Driving this expected turbulence is a combination of a slowdown in the solar-installation industry in the second half of the year and declining odds that its bailout merger with Tesla Motors (TSLA - Get Report) does not go through.
According to a recent report by Axiom Capital Research, an extension of a federal tax credit to prompt more consumers and businesses to install solar on their rooftops is likely to lead to weaker solar demand in the second half of the year, as procrastinators take advantage of the extra time to apply for rooftop solar systems.
And while this does not bode well for any company in the solar installation business, it serves as a double-whammy for embattled SolarCity (SCTY) , which is in the midst of trying to convince Tesla Motors (TSLA - Get Report) shareholders it is worthy of the high-profile electric car maker's $2.6 billion acquisition plans.

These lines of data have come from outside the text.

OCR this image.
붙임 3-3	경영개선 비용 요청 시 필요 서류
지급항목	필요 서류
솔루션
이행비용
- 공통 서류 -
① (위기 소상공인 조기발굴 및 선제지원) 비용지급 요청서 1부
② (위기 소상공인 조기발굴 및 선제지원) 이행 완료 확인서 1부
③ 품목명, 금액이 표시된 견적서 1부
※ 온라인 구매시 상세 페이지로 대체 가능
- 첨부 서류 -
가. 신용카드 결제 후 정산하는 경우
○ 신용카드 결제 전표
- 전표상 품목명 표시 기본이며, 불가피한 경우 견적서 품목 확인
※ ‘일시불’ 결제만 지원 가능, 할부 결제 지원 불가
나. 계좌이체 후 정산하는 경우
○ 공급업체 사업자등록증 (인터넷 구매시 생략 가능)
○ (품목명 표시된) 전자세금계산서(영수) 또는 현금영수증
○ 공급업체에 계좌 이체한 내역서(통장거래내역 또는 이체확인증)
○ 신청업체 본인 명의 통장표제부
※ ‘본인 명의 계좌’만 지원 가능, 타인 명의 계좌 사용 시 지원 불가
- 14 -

"SolarCity is in dire need of cash. It's already gotten two bridge loans from Tesla and it needs this deal to go through," Gordon Johnson, an Axiom senior analyst, told Real Money this week. Axiom, in its June 28 report on SolarCity, estimated the company was quickly burning through its cash and would likely fall to near zero, or $1.4 million, by the fourth quarter. As a result, some Wall Street watchers have been whispering the "bankruptcy" word about SolarCity.
In placing the odds that Tesla's SolarCity acquisition will go through, Johnson is currently giving it 50-50, down from his previous estimate in June of a 60-40 chance, he said. Axiom currently has a sell recommendation on the stock and a $7 price target. Johnson noted that price target takes into account a failed Tesla buyout of SolarCity and represents less than half the value of its closing share price on Tuesday of $17.06.
And while SolarCity received some investor love earlier this week when it raised a $305 million equity investment from a private investment firm to finance solar projects, as well as an 18-year loan through five institutional investors, it still continues to burn through cash at a fast clip and now likely faces an industry slowdown in installations in the second half of this year.
"Before an incentive ends, you usually see a rush of customers a year to year and a half before," Johnson said. But since the federal tax incentive has been extended, the usual procrastinator crush is expected to be delayed.
Previously, the federal Solar Investment Tax Credit for commercial and residential installations was supposed to drop to 10% from 30% on Jan. 1, 2017. But in December 2015, Congress approved extending the tax credit of 30% through the end of 2019, according to a report by the Solar Energy Industries Association, or SEIA.
Under the revised law, the credit would then drop to 26% in 2020, 22% in 2021 and then 10% for commercial solar projects and zero for residential from 2022 and beyond, according to the SEIA. The purpose of the extension, according to the SEIA, is to promote more growth for the solar industry. Solar installations are expected to rise 54% to more than 72 gigawatts nationwide between 2016 and 2020.
However, what Axiom's research found in tracking new rooftop solar applications filed with the California Public Utilities Commission by investor-owned utility companies like PG&E (PCG - Get Report) and Southern California Edison (EIX - Get Report) and others, the trend for new applications is declining.
And with California accounting for 39.2% of the cumulative installations in the nation, the Golden State serves as a proxy for what the rest of the nation will likely incur.
In its Sept. 1 report, Axiom stated data from the California Solar Initiative found that June rooftop solar system applications plunged 23.8% month over month to 52.7 megawatts across the state and fell a whopping 42.4% over year-ago figures.
But an even more chilling figure is that new solar applications on a year-over-year basis have fallen in six of the past seven months, with June marking the steepest drop of all. Axiom notes in its report that this is "suggesting demand in CA's rooftop solar market is decelerating."
And in looking at the pace of applications (below) that the top four California solar vendors have generated over the last two years, SolarCity's applications have "slowed materially" since November, according to Axiom's chart.
For SolarCity, its prospects aren't looking too bright.